De raad van bestuur wijst een voorzitter en een plaatsvervangende voorzitter aan.

Art 25/5. De raad van bestuur richt een commissie invest op, die bestaat uit een effectief lid en een plaatsvervanger voorgedragen door respectievelijk het

Departement Economie, Wetenschap en Innovatie, de Participatiemaatschappij Vlaanderen en het FWO. Voor het FWO kunnen noch leden van de raad van bestuur noch medewerkers zitting hebben in de commissie invest.

In het eerste lid wordt verstaan onder:

1° Departement Economie, Wetenschap en Innovatie: het departement, vermeld in artikel 21, §1, van het besluit van de Vlaamse Regering van 3 juni 2005 met betrekking tot de organisatie van de Vlaamse administratie;

2° Participatiemaatschappij Vlaanderen: de naamloze vennootschap Participatiemaatschappij Vlaanderen opgericht bij notariële akte van 31 juli 1995, bij uittreksel gepubliceerd in het Belgisch Staatsblad van 25 augustus 1995 onder het nummer 950825-236, met inbegrip van alle latere wijzigingen van de statuten..

De leden van de commissie invest worden door de raad van bestuur benoemd voor een hernieuwbare termijn van zes jaar.

De raad van bestuur wijst onder de leden een voorzitter en een plaatsvervangend voorzitter aan.

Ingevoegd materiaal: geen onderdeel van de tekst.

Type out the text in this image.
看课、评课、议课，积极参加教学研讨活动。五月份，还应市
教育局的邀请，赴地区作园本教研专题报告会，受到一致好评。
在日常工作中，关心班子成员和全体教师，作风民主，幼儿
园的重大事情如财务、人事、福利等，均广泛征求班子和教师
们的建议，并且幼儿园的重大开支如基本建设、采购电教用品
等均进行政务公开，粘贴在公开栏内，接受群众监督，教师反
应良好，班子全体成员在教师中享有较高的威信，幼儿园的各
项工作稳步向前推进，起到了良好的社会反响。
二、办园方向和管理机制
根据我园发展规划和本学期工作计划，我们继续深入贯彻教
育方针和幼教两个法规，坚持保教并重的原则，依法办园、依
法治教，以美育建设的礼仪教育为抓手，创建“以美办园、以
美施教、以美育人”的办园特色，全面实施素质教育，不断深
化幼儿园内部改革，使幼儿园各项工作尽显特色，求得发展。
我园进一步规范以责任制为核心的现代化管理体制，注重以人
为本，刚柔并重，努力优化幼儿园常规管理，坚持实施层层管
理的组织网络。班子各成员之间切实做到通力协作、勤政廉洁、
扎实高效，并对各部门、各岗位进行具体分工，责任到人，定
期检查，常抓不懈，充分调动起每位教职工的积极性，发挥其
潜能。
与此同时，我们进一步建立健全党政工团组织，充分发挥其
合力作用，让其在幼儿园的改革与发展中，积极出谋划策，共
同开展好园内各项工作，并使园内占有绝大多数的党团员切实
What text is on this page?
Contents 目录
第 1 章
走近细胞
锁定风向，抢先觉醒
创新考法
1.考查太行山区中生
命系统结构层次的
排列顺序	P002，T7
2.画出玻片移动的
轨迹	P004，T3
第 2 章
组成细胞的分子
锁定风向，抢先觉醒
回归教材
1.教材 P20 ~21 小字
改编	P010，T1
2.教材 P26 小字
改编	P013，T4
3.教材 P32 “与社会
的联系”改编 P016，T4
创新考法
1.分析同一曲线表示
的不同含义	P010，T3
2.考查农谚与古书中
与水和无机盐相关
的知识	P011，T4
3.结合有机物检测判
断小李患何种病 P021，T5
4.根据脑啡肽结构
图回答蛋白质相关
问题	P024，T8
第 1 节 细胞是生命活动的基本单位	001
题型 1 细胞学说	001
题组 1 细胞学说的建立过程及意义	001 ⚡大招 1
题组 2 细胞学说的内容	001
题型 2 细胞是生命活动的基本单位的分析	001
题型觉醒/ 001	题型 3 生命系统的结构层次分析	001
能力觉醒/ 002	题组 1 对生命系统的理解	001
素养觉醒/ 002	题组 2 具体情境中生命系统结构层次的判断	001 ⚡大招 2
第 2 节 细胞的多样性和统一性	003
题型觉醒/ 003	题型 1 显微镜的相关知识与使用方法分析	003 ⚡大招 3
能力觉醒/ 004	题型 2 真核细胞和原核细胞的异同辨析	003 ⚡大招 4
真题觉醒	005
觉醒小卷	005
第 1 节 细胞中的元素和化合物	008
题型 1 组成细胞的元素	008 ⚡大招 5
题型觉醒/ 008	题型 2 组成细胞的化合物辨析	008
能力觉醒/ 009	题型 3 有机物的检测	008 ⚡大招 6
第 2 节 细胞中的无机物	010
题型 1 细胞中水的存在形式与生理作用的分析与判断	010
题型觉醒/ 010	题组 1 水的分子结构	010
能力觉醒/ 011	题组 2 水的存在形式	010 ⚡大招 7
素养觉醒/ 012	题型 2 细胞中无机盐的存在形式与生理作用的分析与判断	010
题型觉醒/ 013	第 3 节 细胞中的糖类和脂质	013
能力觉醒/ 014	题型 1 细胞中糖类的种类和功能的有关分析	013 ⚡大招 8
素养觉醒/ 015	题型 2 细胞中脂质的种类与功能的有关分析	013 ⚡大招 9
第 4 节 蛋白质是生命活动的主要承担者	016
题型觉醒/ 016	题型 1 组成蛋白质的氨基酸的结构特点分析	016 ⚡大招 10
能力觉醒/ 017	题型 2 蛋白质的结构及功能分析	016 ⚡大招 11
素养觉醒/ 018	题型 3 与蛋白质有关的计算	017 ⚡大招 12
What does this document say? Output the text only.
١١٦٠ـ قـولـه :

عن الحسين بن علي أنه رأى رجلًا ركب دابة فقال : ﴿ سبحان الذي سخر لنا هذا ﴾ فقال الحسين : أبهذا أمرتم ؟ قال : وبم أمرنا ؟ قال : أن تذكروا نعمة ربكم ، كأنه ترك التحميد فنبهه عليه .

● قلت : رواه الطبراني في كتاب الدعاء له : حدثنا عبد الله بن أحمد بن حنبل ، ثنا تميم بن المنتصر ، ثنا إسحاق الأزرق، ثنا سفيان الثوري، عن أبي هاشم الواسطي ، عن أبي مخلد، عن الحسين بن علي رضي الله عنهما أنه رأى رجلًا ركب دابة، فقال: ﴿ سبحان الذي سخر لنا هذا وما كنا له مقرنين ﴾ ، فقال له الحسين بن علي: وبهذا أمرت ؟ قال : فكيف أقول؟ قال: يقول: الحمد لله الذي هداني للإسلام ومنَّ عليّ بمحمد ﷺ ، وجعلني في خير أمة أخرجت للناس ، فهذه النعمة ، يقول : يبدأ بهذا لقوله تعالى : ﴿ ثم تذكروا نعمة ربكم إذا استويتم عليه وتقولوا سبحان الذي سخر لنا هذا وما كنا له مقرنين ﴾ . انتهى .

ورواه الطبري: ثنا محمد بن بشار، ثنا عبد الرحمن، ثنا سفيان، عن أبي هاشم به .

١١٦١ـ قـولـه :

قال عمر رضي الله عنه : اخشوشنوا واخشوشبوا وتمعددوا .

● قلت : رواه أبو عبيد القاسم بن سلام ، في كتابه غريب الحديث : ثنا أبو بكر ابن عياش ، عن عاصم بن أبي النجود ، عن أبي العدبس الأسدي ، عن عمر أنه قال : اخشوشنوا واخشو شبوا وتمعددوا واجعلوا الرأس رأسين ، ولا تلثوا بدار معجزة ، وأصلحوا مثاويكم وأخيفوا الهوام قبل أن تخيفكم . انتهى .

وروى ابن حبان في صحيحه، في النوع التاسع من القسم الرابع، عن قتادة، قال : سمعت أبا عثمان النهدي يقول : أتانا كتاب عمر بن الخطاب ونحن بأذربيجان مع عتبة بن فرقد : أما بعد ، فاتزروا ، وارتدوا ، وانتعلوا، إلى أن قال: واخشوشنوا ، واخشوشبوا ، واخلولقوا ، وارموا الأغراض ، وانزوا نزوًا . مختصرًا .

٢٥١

Hoofdstuk 3. Middelzware onderzoeksinfrastructuur

Art. 25/6. Conform artikel 18, §8, van het decreet van 30 april 2009 wordt het bedrag dat jaarlijks beschikbaar is voor middelzware onderzoeksinfrastructuur over de associaties verdeeld met toepassing van een verdeelsleutel die op de volgende wijze wordt bepaald:

(S BOF/(S BOF + S IOF) x BOF-sleutel) + (S IOF/(S BOF + S IOF) x IOF-sleutel), waarbij:

1° S BOF: het globale bedrag van de overheidstoelage voor de Bijzondere Onderzoeksfondsen, namelijk BOF-algemeen, BOF-Methusalem, BOF- Tenure Track;

2° S IOF: de globale dotatie voor de subsidiëring van de Industriële Onderzoeksfondsen;

3° BOF-sleutel: de verdeelsleutel, vermeld in artikel 41 van het BOF-besluit;

4° IOF-sleutel: de verdeelsleutel, vermeld in hoofdstuk V, afdeling 1, van het besluit van de Vlaamse Regering van 29 mei 2009 betreffende de

ondersteuning van de Industriële Onderzoeksfondsen en de

interfaceactiviteiten van de associaties in de Vlaamse Gemeenschap.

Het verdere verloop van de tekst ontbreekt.